Comment être contre la publicité en ligne en 2017?

Je ne lis pas l’ADN. Heureusement, grâce à un pote sur les réseaux sociaux, je suis tombé sur cet article tout bonnement sidérant, invitant les annonceurs à se *méfier de la publicité en ligne*.

Inutile de préciser qu’il émane d’une personne bloquée au 20e siècle. Grand bien lui fasse. Ce n’est pas une raison pour chier sur le tapis.

Première remarque liée à la dissection d’un dollar investi en programmatique aux USA : oui il y a des coûts liés à la technologie. Les consommateurs réclament de la publicité personnalisée : certaines marques acceptent de se creuser le ciboulot pour rester pertinente en engageant des coûts prompts à délivrer une expérience de marque de qualité.

Les marques qui préfèrent le 20e siècle sont invitées à rester heureuses et impertinentes dans leur cher 20e siècle.
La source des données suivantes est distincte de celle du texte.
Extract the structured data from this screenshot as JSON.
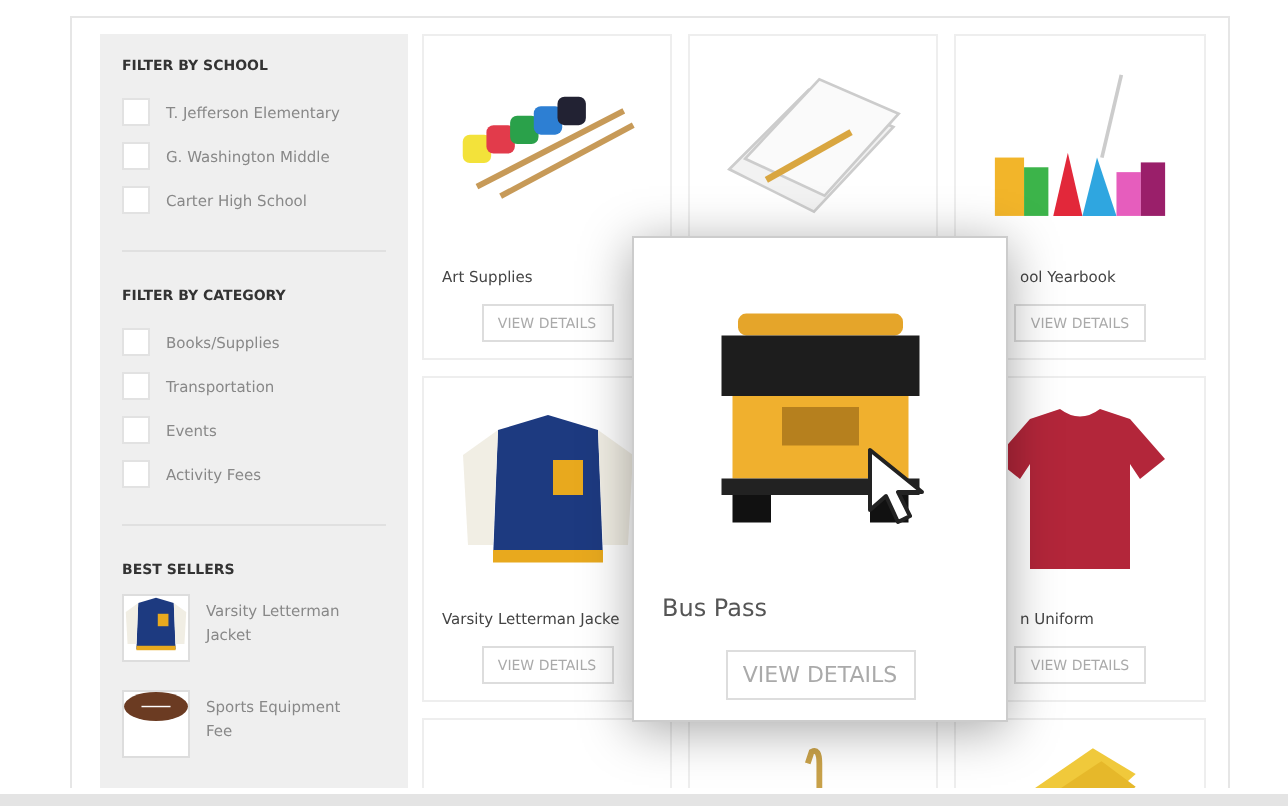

Le ciblage est coûteux et raté ? Pas lorsque les agences bossent bien. Byron Sharp chante le reach? Normal, ses études – financées en majorité par des lessiviers – portent sur un corpus du 20e siècle pré-digital.

La publicité en ligne est gangrénée par la fraude? Oui c’est un problème. Et en même temps ce n’est pas la peine de s’appuyer sur les arguments fallacieux de Bob Hoffman, réputé pour être le Eric Zemmour de la publicité. On ne perdra pas de vue non plus que les deux lois Sapin sont des lois anti-corruption…

La pub en ligne est mal vue ? Oui effectivement certains critères sont discutables. Et en même temps, il n’y a qu’en ligne qu’on pourra adresser efficacement ce problème. Aucun annonceur n’a jamais fait pression contre TF1 parce que les audiences allaient aux toilettes à la pause pub. Marc Pritchard veut arrêter la pub en ligne? La moitié de la population mondiale a moins de 30 ans et n’a connu que le web. Il reviendra à la pub en ligne en rampant.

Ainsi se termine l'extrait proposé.